Макс увидел на снимке маму… и отца. Они стояли на сцене: он — в классичесском строгом костюме с бабочкой, со скрипкой в руке, она — положив одну руку на крышку рояля, в белоснежной блузке и концертном пиджаке с юбкой, Макс сразу же узнал этот, так хорошо знакомый ему, наряд! Мама выглядела немного напряжённой и взволнованной, он мог прочесть это волнение даже по фото, но при этом — какой молодой и счастливой она была!..
— Отдай ей эту фотографию. Себе я сделал копию.
— Спасибо, — отозвался Макс, сглотнув ком в горле. — Думаю… нет, я уверен, что ей будет очень приятно.
Разумеется, выспаться в эту ночь — и вообще лечь пораньше, как планировал Макс — ему совершенно не удалось. Но он не слишком расстроился, решив, что наверстает в самолёте или уже дома, в Питере.
Зато как бесценны и дороги были мгновения, проведённые с семьёй… После ужина никто не разошёлся по своим комнатам, даже детям разрешено было попозже отправиться в постель.
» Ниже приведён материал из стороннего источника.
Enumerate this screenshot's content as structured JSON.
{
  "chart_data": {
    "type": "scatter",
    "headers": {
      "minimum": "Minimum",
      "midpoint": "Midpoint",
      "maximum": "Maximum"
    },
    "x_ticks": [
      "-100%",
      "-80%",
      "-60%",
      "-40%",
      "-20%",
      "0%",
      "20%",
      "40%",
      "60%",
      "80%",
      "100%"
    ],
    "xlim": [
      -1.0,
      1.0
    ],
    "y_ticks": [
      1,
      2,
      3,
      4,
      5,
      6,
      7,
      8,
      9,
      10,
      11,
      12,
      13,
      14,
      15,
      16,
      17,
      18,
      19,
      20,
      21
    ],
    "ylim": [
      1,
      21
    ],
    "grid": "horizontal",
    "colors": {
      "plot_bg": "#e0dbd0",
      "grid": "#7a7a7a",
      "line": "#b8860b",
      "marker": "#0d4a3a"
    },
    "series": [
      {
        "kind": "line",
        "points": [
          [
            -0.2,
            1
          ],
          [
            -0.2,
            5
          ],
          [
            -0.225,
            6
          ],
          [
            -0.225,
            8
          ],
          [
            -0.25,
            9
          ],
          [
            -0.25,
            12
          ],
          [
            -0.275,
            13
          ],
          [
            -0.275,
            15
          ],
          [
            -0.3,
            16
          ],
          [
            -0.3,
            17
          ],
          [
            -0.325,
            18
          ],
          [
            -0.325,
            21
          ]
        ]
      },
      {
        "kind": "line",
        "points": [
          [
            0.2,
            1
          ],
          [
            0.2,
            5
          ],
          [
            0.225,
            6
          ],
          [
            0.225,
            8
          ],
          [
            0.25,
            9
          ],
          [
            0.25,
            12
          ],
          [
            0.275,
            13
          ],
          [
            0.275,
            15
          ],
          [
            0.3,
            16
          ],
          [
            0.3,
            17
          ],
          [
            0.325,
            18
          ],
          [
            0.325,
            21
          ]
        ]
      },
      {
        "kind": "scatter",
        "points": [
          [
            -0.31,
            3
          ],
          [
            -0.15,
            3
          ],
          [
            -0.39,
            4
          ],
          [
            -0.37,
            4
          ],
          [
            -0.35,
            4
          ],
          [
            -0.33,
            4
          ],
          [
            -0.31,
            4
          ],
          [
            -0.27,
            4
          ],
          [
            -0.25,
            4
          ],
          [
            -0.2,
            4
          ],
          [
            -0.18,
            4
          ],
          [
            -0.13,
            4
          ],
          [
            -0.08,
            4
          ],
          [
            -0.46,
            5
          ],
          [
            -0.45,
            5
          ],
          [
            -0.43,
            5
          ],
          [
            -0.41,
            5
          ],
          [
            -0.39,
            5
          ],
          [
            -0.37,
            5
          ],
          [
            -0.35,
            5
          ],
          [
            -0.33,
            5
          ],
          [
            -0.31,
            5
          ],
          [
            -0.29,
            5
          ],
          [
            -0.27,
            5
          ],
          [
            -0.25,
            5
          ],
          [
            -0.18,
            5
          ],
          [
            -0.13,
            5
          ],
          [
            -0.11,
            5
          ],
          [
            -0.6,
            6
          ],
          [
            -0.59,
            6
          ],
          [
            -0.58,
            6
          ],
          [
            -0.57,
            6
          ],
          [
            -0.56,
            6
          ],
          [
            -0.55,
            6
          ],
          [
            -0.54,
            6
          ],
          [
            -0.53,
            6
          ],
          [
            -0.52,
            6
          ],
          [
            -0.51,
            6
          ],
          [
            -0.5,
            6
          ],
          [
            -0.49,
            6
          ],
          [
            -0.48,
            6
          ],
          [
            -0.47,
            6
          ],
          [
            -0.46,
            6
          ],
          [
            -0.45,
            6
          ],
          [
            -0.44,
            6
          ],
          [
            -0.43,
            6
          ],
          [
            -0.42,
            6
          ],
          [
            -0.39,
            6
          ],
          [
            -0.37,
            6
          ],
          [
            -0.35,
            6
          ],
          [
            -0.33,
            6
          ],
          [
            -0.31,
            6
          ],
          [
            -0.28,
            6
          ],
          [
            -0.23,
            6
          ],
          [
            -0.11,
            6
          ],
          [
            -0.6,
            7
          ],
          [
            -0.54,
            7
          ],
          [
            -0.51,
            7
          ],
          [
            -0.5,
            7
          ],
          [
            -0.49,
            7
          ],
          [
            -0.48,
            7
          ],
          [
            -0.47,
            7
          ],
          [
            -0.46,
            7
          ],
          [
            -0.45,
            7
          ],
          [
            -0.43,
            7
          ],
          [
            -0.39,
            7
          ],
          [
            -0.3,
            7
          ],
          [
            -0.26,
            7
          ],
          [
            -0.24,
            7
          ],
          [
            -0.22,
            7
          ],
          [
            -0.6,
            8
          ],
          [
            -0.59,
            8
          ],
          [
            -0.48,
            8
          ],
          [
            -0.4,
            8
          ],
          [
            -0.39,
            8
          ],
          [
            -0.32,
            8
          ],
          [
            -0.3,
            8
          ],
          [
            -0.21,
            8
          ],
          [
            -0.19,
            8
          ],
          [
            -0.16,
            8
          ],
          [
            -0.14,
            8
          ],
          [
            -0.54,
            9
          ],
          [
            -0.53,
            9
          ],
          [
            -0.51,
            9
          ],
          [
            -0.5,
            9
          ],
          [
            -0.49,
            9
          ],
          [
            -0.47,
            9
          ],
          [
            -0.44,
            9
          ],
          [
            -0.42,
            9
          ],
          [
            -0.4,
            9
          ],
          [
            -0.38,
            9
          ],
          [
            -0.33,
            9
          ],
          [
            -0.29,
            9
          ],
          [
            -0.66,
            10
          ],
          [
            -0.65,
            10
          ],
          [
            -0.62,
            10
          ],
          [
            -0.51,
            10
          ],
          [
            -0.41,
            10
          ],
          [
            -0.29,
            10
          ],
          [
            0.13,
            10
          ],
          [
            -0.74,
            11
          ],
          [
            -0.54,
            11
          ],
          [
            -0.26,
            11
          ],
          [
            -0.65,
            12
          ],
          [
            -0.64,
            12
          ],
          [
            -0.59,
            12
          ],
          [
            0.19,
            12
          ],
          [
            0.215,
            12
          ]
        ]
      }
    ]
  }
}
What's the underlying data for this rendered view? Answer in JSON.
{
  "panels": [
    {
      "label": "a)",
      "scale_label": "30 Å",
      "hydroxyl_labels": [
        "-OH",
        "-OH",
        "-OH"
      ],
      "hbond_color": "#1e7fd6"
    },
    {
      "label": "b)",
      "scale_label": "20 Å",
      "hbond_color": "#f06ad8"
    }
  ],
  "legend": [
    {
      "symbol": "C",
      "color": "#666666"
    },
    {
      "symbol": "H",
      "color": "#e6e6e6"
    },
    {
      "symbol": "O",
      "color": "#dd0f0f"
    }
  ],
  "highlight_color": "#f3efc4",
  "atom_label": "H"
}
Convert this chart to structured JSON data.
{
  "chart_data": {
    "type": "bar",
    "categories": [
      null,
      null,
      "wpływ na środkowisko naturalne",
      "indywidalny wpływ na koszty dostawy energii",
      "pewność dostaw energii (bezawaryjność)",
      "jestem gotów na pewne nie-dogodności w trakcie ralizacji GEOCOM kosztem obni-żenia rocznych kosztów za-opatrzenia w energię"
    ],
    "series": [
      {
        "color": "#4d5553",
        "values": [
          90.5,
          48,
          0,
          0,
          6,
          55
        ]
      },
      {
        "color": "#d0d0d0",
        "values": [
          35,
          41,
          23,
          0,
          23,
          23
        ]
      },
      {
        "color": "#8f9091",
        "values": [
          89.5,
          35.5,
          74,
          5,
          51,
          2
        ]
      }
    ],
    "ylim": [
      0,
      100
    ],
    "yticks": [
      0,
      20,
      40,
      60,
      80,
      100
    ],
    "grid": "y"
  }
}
Все допоздна сидели в столовой, пили вино, разговаривали, смеялись и даже пели, Макс играл для родственников на виолончели, дети пытались открутить хвост и уши пущенному в дом Моцарту, а тот лишь покорно терпел эти издевательства, время от времени выклянчивая себе очередной кусок сыра или прошутто…
Несмотря на то, что он знал всех этих людей всего-ничего, Макс чувствовал себя среди них абсолютно своим.
Он чувствовал себя дома.
Через несколько дней после возвращения из Италии Макс узнал, что Милош Ионеску, впервые за долгие годы нарушив своё молчание, пообщался с прессой и местным телевидением. В интервью он официально объявил российского виолончелиста Максима Ионеску своим сыном.